Environment-Aware Probabilistic Distributed Scheduling for Emergency LoRa Networks
2026 IEEE International Conference on Pervasive Computing and Communications Workshops and other Affiliated Events (PerCom Workshops), SPT-IoT 2026, pp. 1366–1371
Abstract
Rapid situational awareness after large-scale disasters requires a trustworthy communication infrastructure even under partial system failure. This paper proposes an environment-aware distributed scheduling framework for LoRa-based emergency IoT networks, enabling autonomous collision avoidance and priority-aware transmission. We formulate transmission scheduling as a probabilistic distributed model, where each node estimates other nodes' positions and priorities using precomputed 3D propagation and hazard maps. Simulations based on ray-traced urban models show that the proposed method achieves up to seven times higher throughput than the state-of-the-art while keeping reasonable collision rates and ensuring earlier completion of high-priority messages. Compared with existing autonomous schemes, it significantly improves communication efficiency and stability up to medium-scale networks. These results demonstrate that integrating precomputed environmental knowledge such as terrain and hazard information enables robust distributed scheduling for emergency LoRa networks.

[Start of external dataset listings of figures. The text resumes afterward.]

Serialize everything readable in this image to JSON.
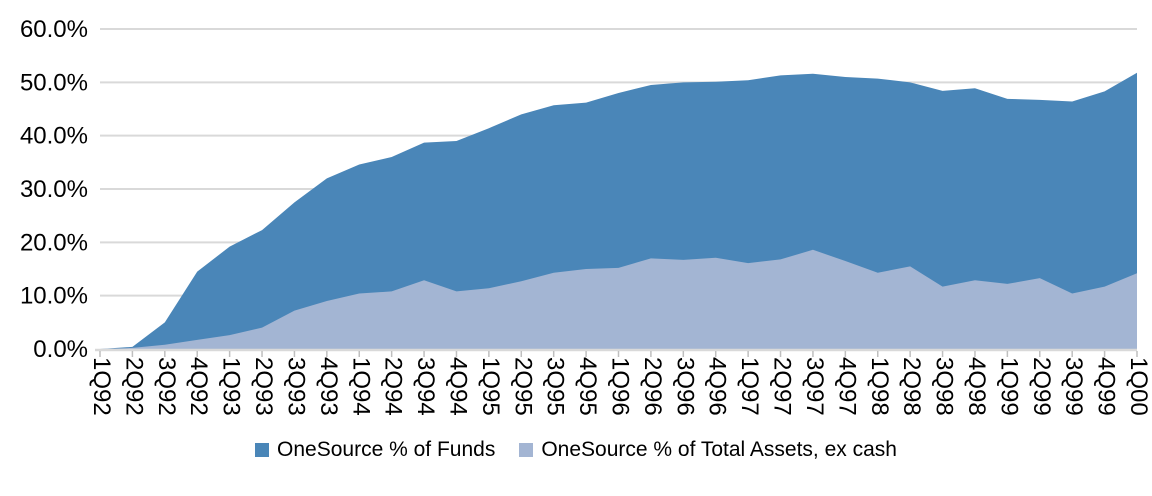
{
  "chart_data": {
    "type": "area",
    "title": "",
    "xlabel": "",
    "ylabel": "",
    "ylim": [
      0,
      60
    ],
    "y_tick_step": 10,
    "y_tick_labels": [
      "0.0%",
      "10.0%",
      "20.0%",
      "30.0%",
      "40.0%",
      "50.0%",
      "60.0%"
    ],
    "grid": "horizontal-only",
    "legend_position": "bottom-center",
    "axis_color": "#d9d9d9",
    "tick_color": "#bfbfbf",
    "text_color": "#000000",
    "categories": [
      "1Q92",
      "2Q92",
      "3Q92",
      "4Q92",
      "1Q93",
      "2Q93",
      "3Q93",
      "4Q93",
      "1Q94",
      "2Q94",
      "3Q94",
      "4Q94",
      "1Q95",
      "2Q95",
      "3Q95",
      "4Q95",
      "1Q96",
      "2Q96",
      "3Q96",
      "4Q96",
      "1Q97",
      "2Q97",
      "3Q97",
      "4Q97",
      "1Q98",
      "2Q98",
      "3Q98",
      "4Q98",
      "1Q99",
      "2Q99",
      "3Q99",
      "4Q99",
      "1Q00"
    ],
    "series": [
      {
        "name": "OneSource % of Funds",
        "color": "#4a86b8",
        "values": [
          0.0,
          0.4,
          5.0,
          14.5,
          19.2,
          22.3,
          27.5,
          32.0,
          34.6,
          36.0,
          38.7,
          39.0,
          41.4,
          44.0,
          45.7,
          46.2,
          48.0,
          49.5,
          50.0,
          50.1,
          50.4,
          51.3,
          51.6,
          51.0,
          50.7,
          50.0,
          48.4,
          48.9,
          46.9,
          46.7,
          46.4,
          48.3,
          51.8
        ]
      },
      {
        "name": "OneSource % of Total Assets, ex cash",
        "color": "#a3b5d3",
        "values": [
          0.0,
          0.2,
          0.8,
          1.7,
          2.6,
          4.0,
          7.2,
          9.0,
          10.4,
          10.8,
          12.9,
          10.8,
          11.4,
          12.7,
          14.3,
          15.0,
          15.2,
          17.0,
          16.7,
          17.1,
          16.1,
          16.8,
          18.6,
          16.5,
          14.3,
          15.5,
          11.7,
          12.9,
          12.2,
          13.3,
          10.4,
          11.7,
          14.2
        ]
      }
    ]
  }
}
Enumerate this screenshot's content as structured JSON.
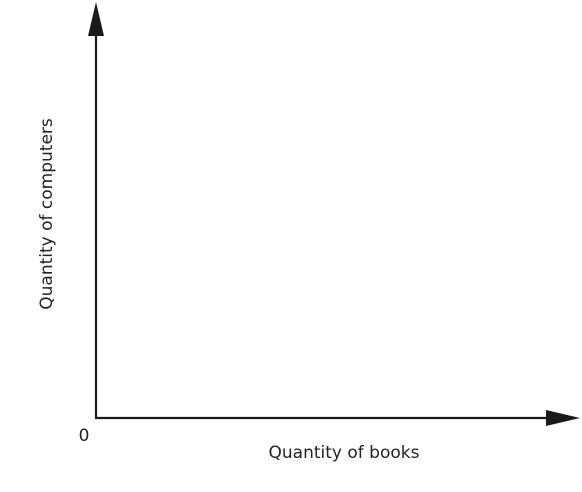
{
  "chart_data": {
    "type": "line",
    "title": "",
    "xlabel": "Quantity of books",
    "ylabel": "Quantity of computers",
    "origin_label": "0",
    "series": [],
    "grid": false,
    "legend": "none"
  },
  "colors": {
    "axis": "#1a1a1a",
    "text": "#222222",
    "background": "#ffffff"
  }
}
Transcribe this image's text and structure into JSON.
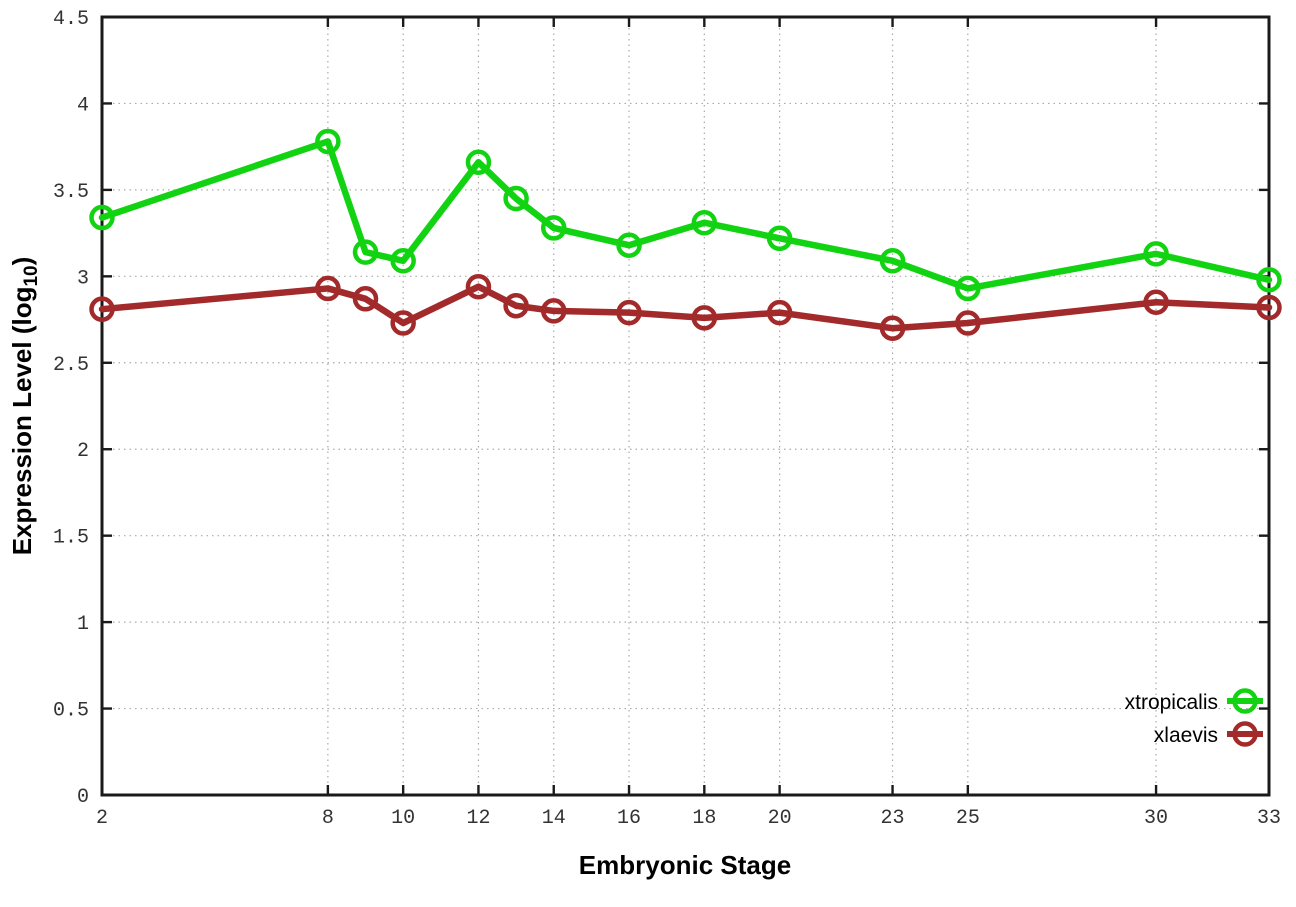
{
  "chart_data": {
    "type": "line",
    "title": "",
    "xlabel": "Embryonic Stage",
    "ylabel": "Expression Level (log10)",
    "ylabel_parts": {
      "main": "Expression Level (log",
      "sub": "10",
      "end": ")"
    },
    "xlim": [
      2,
      33
    ],
    "ylim": [
      0,
      4.5
    ],
    "grid": true,
    "legend_position": "inside-bottom-right",
    "x": [
      2,
      8,
      9,
      10,
      12,
      13,
      14,
      16,
      18,
      20,
      23,
      25,
      30,
      33
    ],
    "series": [
      {
        "name": "xtropicalis",
        "color": "#12d312",
        "values": [
          3.34,
          3.78,
          3.14,
          3.09,
          3.66,
          3.45,
          3.28,
          3.18,
          3.31,
          3.22,
          3.09,
          2.93,
          3.13,
          2.98
        ]
      },
      {
        "name": "xlaevis",
        "color": "#a32a2a",
        "values": [
          2.81,
          2.93,
          2.87,
          2.73,
          2.94,
          2.83,
          2.8,
          2.79,
          2.76,
          2.79,
          2.7,
          2.73,
          2.85,
          2.82
        ]
      }
    ],
    "xticks": {
      "values": [
        2,
        8,
        10,
        12,
        14,
        16,
        18,
        20,
        23,
        25,
        30,
        33
      ],
      "labels": [
        "2",
        "8",
        "10",
        "12",
        "14",
        "16",
        "18",
        "20",
        "23",
        "25",
        "30",
        "33"
      ]
    },
    "yticks": {
      "values": [
        0,
        0.5,
        1,
        1.5,
        2,
        2.5,
        3,
        3.5,
        4,
        4.5
      ],
      "labels": [
        "0",
        "0.5",
        "1",
        "1.5",
        "2",
        "2.5",
        "3",
        "3.5",
        "4",
        "4.5"
      ]
    }
  },
  "styles": {
    "frame_color": "#1a1a1a",
    "grid_color": "#aaaaaa",
    "tick_color": "#1a1a1a",
    "tick_label_color": "#333333",
    "background_color": "#ffffff"
  }
}
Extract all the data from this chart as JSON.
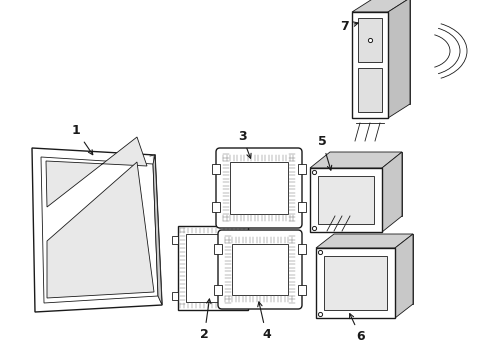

After a large-scale disaster, rapid situational awareness depends on a trustworthy communication infrastructure even when parts of the system are down. LoRa/LoRaWAN, operating in unlicensed sub-GHz bands with long-range low-power characteristics, is a natural candidate for emergency IoT networks. However, its low data rate leads to long airtime, so simultaneous uplinks from many nodes can easily collide, and priority-aware transmission is difficult when centralized coordination is unavailable.
We propose an environment-aware distributed scheduling framework for LoRa-based emergency IoT networks. Each node uses precomputed 3D propagation maps and hazard maps to estimate the approximate positions and priorities of other nodes, and autonomously adjusts its transmission timing, frequency channel, and Spreading Factor to suppress collisions while prioritizing high-urgency traffic. The scheme is formulated as a probabilistic distributed model that jointly handles collision avoidance and priority-aware scheduling.
Simulation on ray-traced urban models shows that the proposed method achieves up to 7× higher throughput than state-of-the-art baselines while keeping reasonable collision rates and ensuring earlier completion of high-priority messages. The results demonstrate that precomputed environmental knowledge — terrain, propagation, and hazard information — enables robust distributed scheduling for small- to medium-scale emergency LoRa deployments.